When a director of a company takes money from the company other than salary and expenses, there is a risk of 32% tax payment. You must keep clear records of all transactions between director and the company.

When you are thinking of borrowing money, your first thought is usually let’s borrow from personal or family company. This is because you may feel it is an attractive source of cheap finance. This is possible as you can borrow up to £10,000 for 21 months without any tax consequences. The only fact that you need to be aware about is if the directors account is overdrawn at the end of the accounting year, there may be consequences if the company if it is a close company. If you loan was to exceed £10,000 at any point of the year, there may be a benefit in kind tax charge.

If the director’s account is overdrawn, the director is regarded as having a loan from the company. This can be for many reasons.

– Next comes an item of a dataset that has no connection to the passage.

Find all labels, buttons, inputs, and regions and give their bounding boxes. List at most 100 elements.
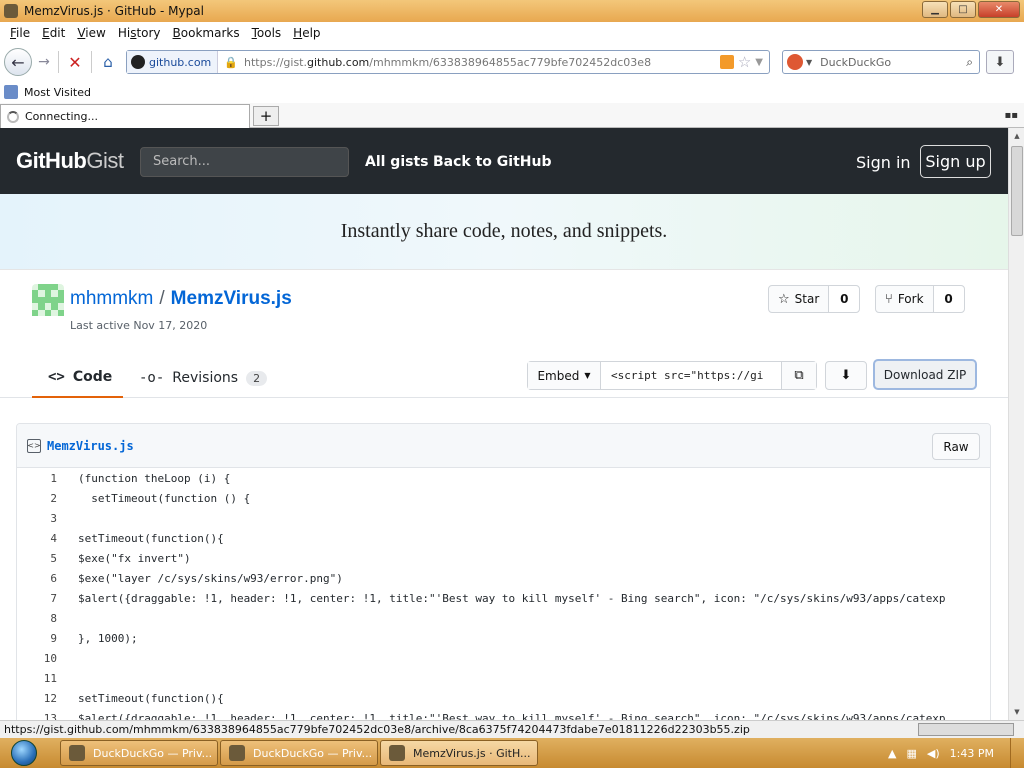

For example, the company has lent the director money, or the company has paid personal bills on behalf of the director. There are tax consequences to consider when the account is overdrawn. This depends on whether the loan is still outstanding on the due date of the corporation. If the loan remains outstanding on this date, then the company must pay tax. This rate is 32.5%. This is payable with the company’s corporation tax for the period, but not at the same time as the corporation tax.

If the loan is cleared before the trigger date but after the accounting period, there is no section 455 tax to pay but the company must notify HMRC. If the loan is cleared before the account period there is nothing to report.

Clearing the loan will depend on the circumstances. For example, it can be cheaper to pay at 32% rather than pay a higher rate tax for 40% plus national insurance should a bonus paid to clear the loan.